This is a cool story and a blast from my past!
Remember back in 1982, (for those of you 'older folk' born before then) Tommy Tutone's song 867-5309 Jenny
The following story is about a woman who wanted to make it her Vanity license plate.
Daily Herald
867 5309 - Jenny gets her number
By Eric Peterson Daily Herald Staff Writer
Posted 8/12/2004
It all started with a phone number.
A seemingly random combination of digits that served as the inspiration for an early '80s pop song and a recent TV commercial is now the license plate number for Schaumburg resident Jennifer Fletcher's Jeep Cherokee.
But the endless efforts of mathematicians to calculate the final digits of the geometric formula Pi almost pale in comparison to Fletcher's persistent pursuit of her preferred permutation.
"867-5309/Jenny" was Tommy Tutone's catchy 1982 hit about the possibility of true love found in a girl's phone number written on a wall.
Although Fletcher shares the name of the song's celebrated heroine, the thought of making the number her license plate didn't occur to her until last year.
Idling in traffic, she noticed that the new random Illinois license plate numbers featured all numerals. As the numbers started getting higher in sequence, the thought of getting that number got too good to pass up.
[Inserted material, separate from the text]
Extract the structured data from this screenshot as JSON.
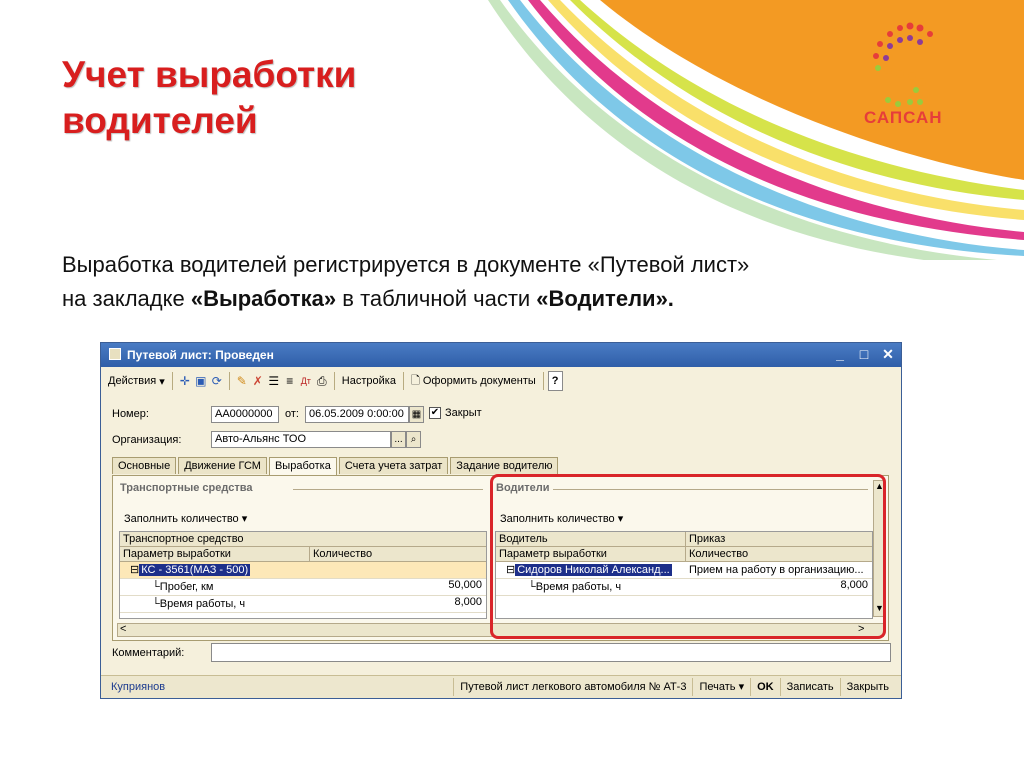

"I've been inquiring to the secretary of state's office for over a year with phone numbers, e-mails, everything," Fletcher said.
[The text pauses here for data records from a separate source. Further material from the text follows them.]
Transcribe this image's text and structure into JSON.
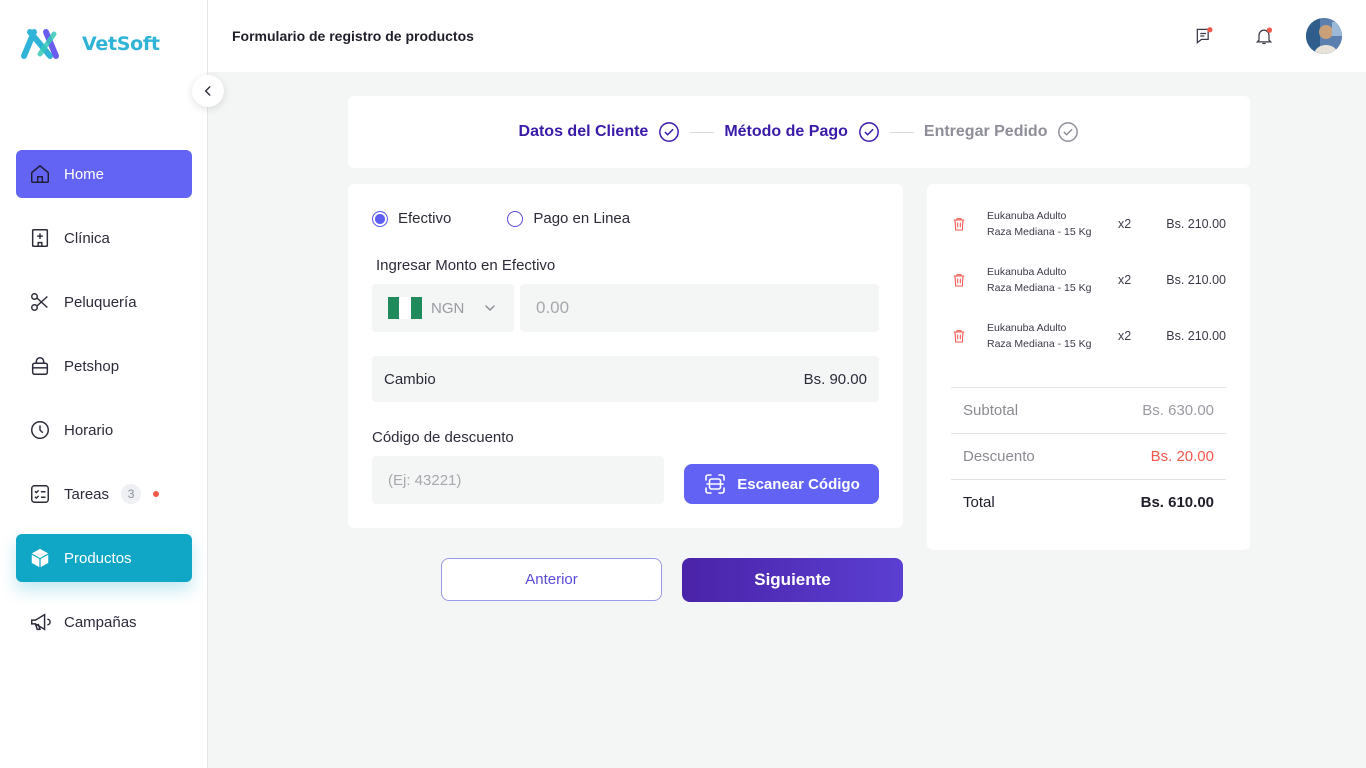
{
  "app": {
    "name": "VetSoft",
    "page_title": "Formulario de registro de productos"
  },
  "sidebar": {
    "items": [
      {
        "label": "Home",
        "icon": "home-icon"
      },
      {
        "label": "Clínica",
        "icon": "clinic-icon"
      },
      {
        "label": "Peluquería",
        "icon": "scissors-icon"
      },
      {
        "label": "Petshop",
        "icon": "bag-icon"
      },
      {
        "label": "Horario",
        "icon": "clock-icon"
      },
      {
        "label": "Tareas",
        "icon": "tasks-icon",
        "badge": "3"
      },
      {
        "label": "Productos",
        "icon": "box-icon"
      },
      {
        "label": "Campañas",
        "icon": "megaphone-icon"
      }
    ]
  },
  "stepper": {
    "steps": [
      {
        "label": "Datos del Cliente",
        "status": "done"
      },
      {
        "label": "Método de Pago",
        "status": "done"
      },
      {
        "label": "Entregar Pedido",
        "status": "pending"
      }
    ]
  },
  "payment": {
    "option_cash": "Efectivo",
    "option_online": "Pago en Linea",
    "selected": "Efectivo",
    "amount_label": "Ingresar Monto en Efectivo",
    "currency": "NGN",
    "amount_placeholder": "0.00",
    "change_label": "Cambio",
    "change_value": "Bs. 90.00",
    "discount_label": "Código de descuento",
    "discount_placeholder": "(Ej: 43221)",
    "scan_label": "Escanear Código"
  },
  "nav_buttons": {
    "prev": "Anterior",
    "next": "Siguiente"
  },
  "summary": {
    "items": [
      {
        "name_line1": "Eukanuba Adulto",
        "name_line2": "Raza Mediana - 15 Kg",
        "qty": "x2",
        "price": "Bs. 210.00"
      },
      {
        "name_line1": "Eukanuba Adulto",
        "name_line2": "Raza Mediana - 15 Kg",
        "qty": "x2",
        "price": "Bs. 210.00"
      },
      {
        "name_line1": "Eukanuba Adulto",
        "name_line2": "Raza Mediana - 15 Kg",
        "qty": "x2",
        "price": "Bs. 210.00"
      }
    ],
    "subtotal_label": "Subtotal",
    "subtotal_value": "Bs. 630.00",
    "discount_label": "Descuento",
    "discount_value": "Bs. 20.00",
    "total_label": "Total",
    "total_value": "Bs. 610.00"
  },
  "colors": {
    "primary": "#6464f4",
    "accent_cyan": "#10a6c6",
    "dark_purple": "#3a1aa8",
    "danger": "#f0584a"
  }
}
The excuse most people used to get rid of her was that the numbers are only released in sequence, and the sequence hadn't reached the number she wanted. Furthermore, all-digit combinations aren't recognized as vanity plates and can't be specially requested.
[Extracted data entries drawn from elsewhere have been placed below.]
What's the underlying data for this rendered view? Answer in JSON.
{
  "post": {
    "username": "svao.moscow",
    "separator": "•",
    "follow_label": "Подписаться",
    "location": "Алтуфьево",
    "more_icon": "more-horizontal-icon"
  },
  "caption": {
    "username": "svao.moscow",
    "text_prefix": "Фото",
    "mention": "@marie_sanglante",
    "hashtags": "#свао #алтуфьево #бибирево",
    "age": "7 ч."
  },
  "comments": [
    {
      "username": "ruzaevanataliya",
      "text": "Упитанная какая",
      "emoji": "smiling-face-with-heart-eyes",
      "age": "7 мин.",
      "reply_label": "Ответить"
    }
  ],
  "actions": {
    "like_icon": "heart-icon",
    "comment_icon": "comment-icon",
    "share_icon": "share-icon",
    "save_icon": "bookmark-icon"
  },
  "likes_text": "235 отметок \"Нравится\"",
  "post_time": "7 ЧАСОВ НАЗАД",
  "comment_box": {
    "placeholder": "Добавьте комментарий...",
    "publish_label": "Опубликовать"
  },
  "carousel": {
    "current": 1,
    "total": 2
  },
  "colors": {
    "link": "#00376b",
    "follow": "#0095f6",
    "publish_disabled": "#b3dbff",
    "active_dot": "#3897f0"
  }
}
Still, no one ever told her it was impossible, and that kept her going.
Finally she was sent to the voicemail of the woman who would ultimately help her. When they first spoke, the woman couldn't understand what the attraction of the number was. Then Fletcher told her to read it again as if it were a phone number.
"She said, 'Oh my God, it's the "Jenny, I've got your number" song, and you're Jenny!'?
Though the woman seemed sympathetic to Fletcher's cause, she said the department would still be unable to break the sequence of the numbers.
But she kept track of where the new numbers were in the sequence and stepped up her efforts as they got closer.
In a last ditch effort, Fletcher asked that she at least be given info about whomever the plates were issued to in order to negotiate a swap. But even that was unlikely, she was told.
But then, in late July, she got the phone call she'd nearly stopped hoping for, from the woman at the secretary of state's office.
"When she called, she shouted, 'Jenny, I've got your number!'? Fletcher laughed.
Only because the number was part of the next batch and only because Fletcher had expressed so much interest in 867 5309 did she get her wish. It was really a combination of both factors, rather than the state changing its policy on requests, she said.
In other words, it's still next to impossible to request the license plate you want unless you shell out the money for a vanity plate.
"Vanity plates and personal plates are defined by statute," said Randy Nehrt, spokesman for the secretary of state's office.
Anything outside of that definition is a standard plate. Plates are produced and stored in bulk as an economical measure for the state and its taxpayers. To start breaking up these pre-produced sets before their regular release would be a costly effort that isn't permitted, Nehrt said.
"That's definitely a coincidence that that worked out that way for that individual," he said of Fletcher's story.
During the week that Fletcher's plates were waiting on a desk at the secretary of state's office, nearly everyone who walked by started singing the song, she was told.
Now that the plates are on her vehicle, Fletcher said her two teenage sons see the whole thing as embarrassingly retro. For her older 17-year-old son, Dan, borrowing the Jeep Cherokee has definitely lost its appeal in the last week, she said without a trace of regret.
"But everyone who grew up then and remembers the music from the '80s has said, 'That's cool!'?